What is tissue fluid?

Answer 57

A watery liquid that contains glucose, amino acids, fatty acids, salts and oxygen. Tissue fluid supplies all of these substances to the tissues. It receives carbon dioxide and other waste materials from these tissues.

Question 58

Tissue fluid is…

Answer 58

The immediate environment of cell- the cells are bathed in tissue fluid.

Question 59

What kind of environment does tissue fluid provide for the cells it surrounds?

Answer 59

A mostly constant environment.

Question 60

When blood is pumped through the capillaries pressure is created at the arterial end of the capillaries. What is the pressure called?

Answer 60

Hydrostatic pressure.

Question 61

What does the hydrostatic pressure at the arterial end of the capillaries force the tissue fluid to do?

Answer 61

The pressure forces the tissue fluid out of the blood plasma .

Question 62

The outward pressure to move the tissue fluid out of the blood plasma is opposed by two other forces. Name them.

Answer 62

• the hydrostatic pressure of the tissue fluid outside the capillaries which prevents outward movement of liquid.
• the lower water potential of the blood, due to plasma proteins that pulls water back into the blood within the capillaries.

Question 63

What is the resultant force of the combined forces on the tissue fluid at the arterial end of the capillary?

Answer 63

It creates an overall pressure that pushes tissue fluid out of the capillaries . The pressure is only enough to force small molecules out of the capillaries leaving cells and protein in the blood.

Question 64

What is the filtration under the pressure called in the formation of tissue fluid?

Answer 64

Ultrafiltration.

Question 65

Describe how tissue fluid returns to the capillaries after it has exchanged metabolic materials with the cells it baths.

Answer 65

• the loss of tissue fluid from the capillaries reduces the hydrostatic pressure inside them.
• as a result, by the time the blood has reached the venous end of the capillary it’s hydrostatic pressure is less than that of the tissue fluid outside it.
• therefore, tissue fluid is forced back into the capillaries by the higher hydrostatic pressure outside them.
• in addition, the osmotic forces resulting from the proteins in the blood plasma pull water back into the capillaries.

Question 66

Not all of the tissue fluid is returned to the capillaries immediately. How is this eventually returned?

Answer 66

Via the lymphatic system.
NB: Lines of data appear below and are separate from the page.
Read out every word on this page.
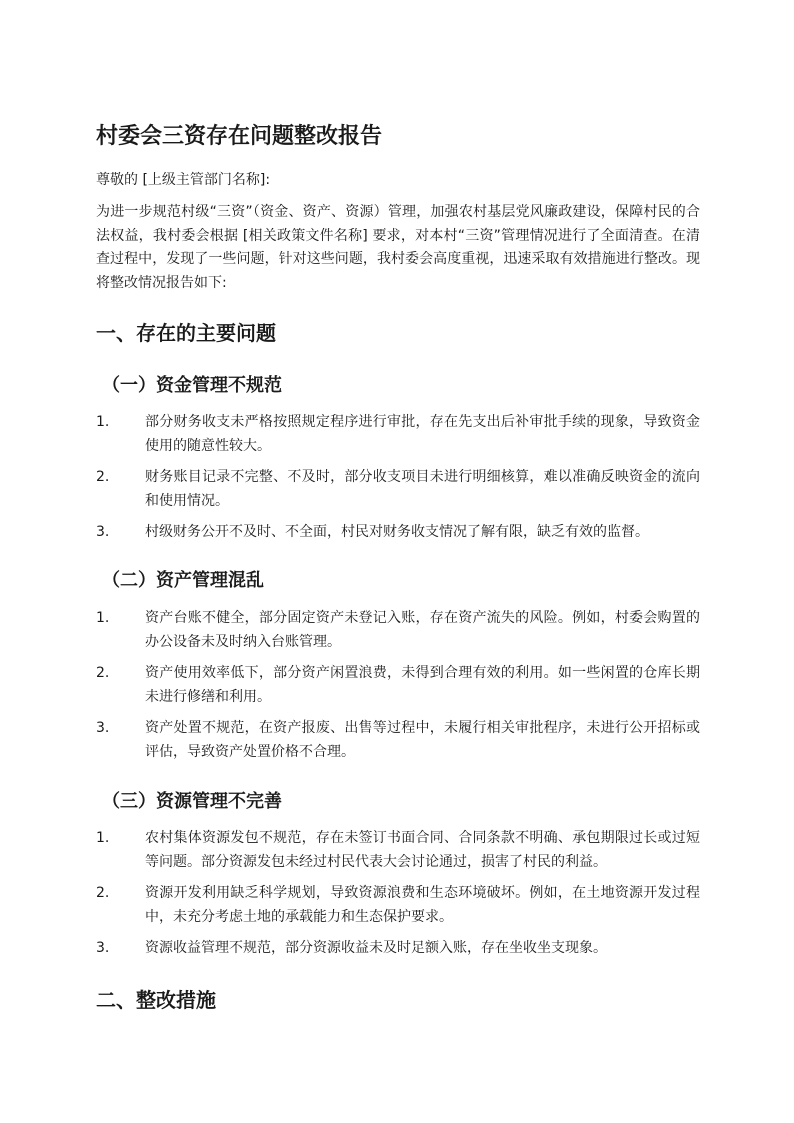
村委会三资存在问题整改报告

尊敬的 [上级主管部门名称]:

为进一步规范村级“三资”（资金、资产、资源）管理，加强农村基层党风廉政建设，保障村民的合法权益，我村委会根据 [相关政策文件名称] 要求，对本村“三资”管理情况进行了全面清查。在清查过程中，发现了一些问题，针对这些问题，我村委会高度重视，迅速采取有效措施进行整改。现将整改情况报告如下:

一、存在的主要问题
（一）资金管理不规范
1.	部分财务收支未严格按照规定程序进行审批，存在先支出后补审批手续的现象，导致资金使用的随意性较大。
2.	财务账目记录不完整、不及时，部分收支项目未进行明细核算，难以准确反映资金的流向和使用情况。
3.	村级财务公开不及时、不全面，村民对财务收支情况了解有限，缺乏有效的监督。
（二）资产管理混乱
1.	资产台账不健全，部分固定资产未登记入账，存在资产流失的风险。例如，村委会购置的办公设备未及时纳入台账管理。
2.	资产使用效率低下，部分资产闲置浪费，未得到合理有效的利用。如一些闲置的仓库长期未进行修缮和利用。
3.	资产处置不规范，在资产报废、出售等过程中，未履行相关审批程序，未进行公开招标或评估，导致资产处置价格不合理。
（三）资源管理不完善
1.	农村集体资源发包不规范，存在未签订书面合同、合同条款不明确、承包期限过长或过短等问题。部分资源发包未经过村民代表大会讨论通过，损害了村民的利益。
2.	资源开发利用缺乏科学规划，导致资源浪费和生态环境破坏。例如，在土地资源开发过程中，未充分考虑土地的承载能力和生态保护要求。
3.	资源收益管理不规范，部分资源收益未及时足额入账，存在坐收坐支现象。
二、整改措施
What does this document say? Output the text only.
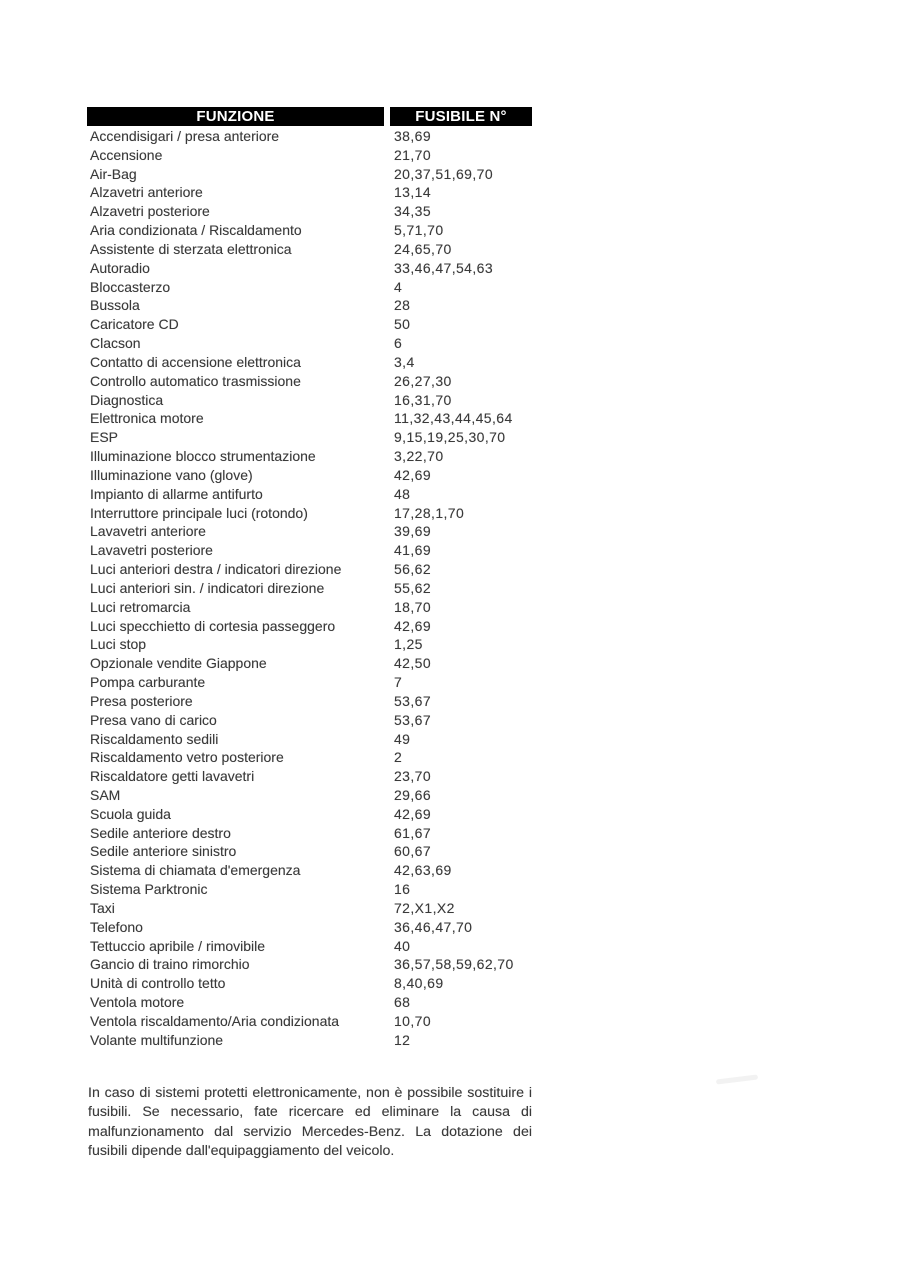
FUNZIONE	FUSIBILE N°
Accendisigari / presa anteriore	38,69
Accensione	21,70
Air-Bag	20,37,51,69,70
Alzavetri anteriore	13,14
Alzavetri posteriore	34,35
Aria condizionata / Riscaldamento	5,71,70
Assistente di sterzata elettronica	24,65,70
Autoradio	33,46,47,54,63
Bloccasterzo	4
Bussola	28
Caricatore CD	50
Clacson	6
Contatto di accensione elettronica	3,4
Controllo automatico trasmissione	26,27,30
Diagnostica	16,31,70
Elettronica motore	11,32,43,44,45,64
ESP	9,15,19,25,30,70
Illuminazione blocco strumentazione	3,22,70
Illuminazione vano (glove)	42,69
Impianto di allarme antifurto	48
Interruttore principale luci (rotondo)	17,28,1,70
Lavavetri anteriore	39,69
Lavavetri posteriore	41,69
Luci anteriori destra / indicatori direzione	56,62
Luci anteriori sin. / indicatori direzione	55,62
Luci retromarcia	18,70
Luci specchietto di cortesia passeggero	42,69
Luci stop	1,25
Opzionale vendite Giappone	42,50
Pompa carburante	7
Presa posteriore	53,67
Presa vano di carico	53,67
Riscaldamento sedili	49
Riscaldamento vetro posteriore	2
Riscaldatore getti lavavetri	23,70
SAM	29,66
Scuola guida	42,69
Sedile anteriore destro	61,67
Sedile anteriore sinistro	60,67
Sistema di chiamata d'emergenza	42,63,69
Sistema Parktronic	16
Taxi	72,X1,X2
Telefono	36,46,47,70
Tettuccio apribile / rimovibile	40
Gancio di traino rimorchio	36,57,58,59,62,70
Unità di controllo tetto	8,40,69
Ventola motore	68
Ventola riscaldamento/Aria condizionata	10,70
Volante multifunzione	12

In caso di sistemi protetti elettronicamente, non è possibile sostituire i fusibili. Se necessario, fate ricercare ed eliminare la causa di malfunzionamento dal servizio Mercedes-Benz. La dotazione dei fusibili dipende dall'equipaggiamento del veicolo.
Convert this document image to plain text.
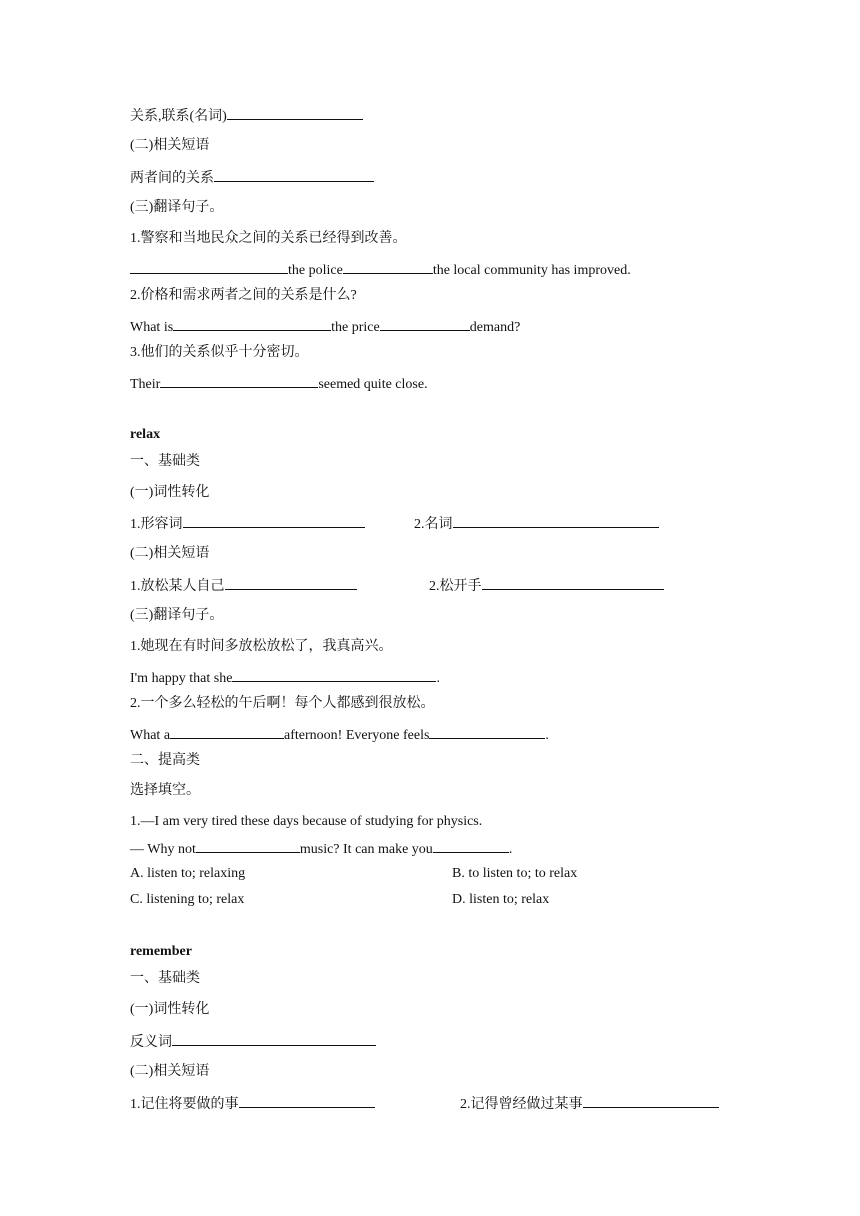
关系,联系(名词)
(二)相关短语
两者间的关系
(三)翻译句子。
1.警察和当地民众之间的关系已经得到改善。
the police	the local community has improved.
2.价格和需求两者之间的关系是什么?
What is	the price	demand?
3.他们的关系似乎十分密切。
Their	seemed quite close.
relax
一、基础类
(一)词性转化
1.形容词	2.名词
(二)相关短语
1.放松某人自己	2.松开手
(三)翻译句子。
1.她现在有时间多放松放松了，我真高兴。
I'm happy that she	.
2.一个多么轻松的午后啊！每个人都感到很放松。
What a	afternoon! Everyone feels	.
二、提高类
选择填空。
1.—I am very tired these days because of studying for physics.
— Why not	music? It can make you	.
A. listen to; relaxing	B. to listen to; to relax
C. listening to; relax	D. listen to; relax
remember
一、基础类
(一)词性转化
反义词
(二)相关短语
1.记住将要做的事	2.记得曾经做过某事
The system of vessels begin in the tissues . They form a network throughout the whole body.

Question 67

How does the lymphatic system drain it’s contents back into the bloodstream?

Answer 67

Via two ducts that join veins close to the heart.

Question 68

How is the contents of the lymphatic system moved?

Answer 68

• hydrostatic pressure of the tissue fluid that has left the capillaries
• contraction of body muscles that squeeze the lymph vessels - valves in lymph vessels ensure no back-flow.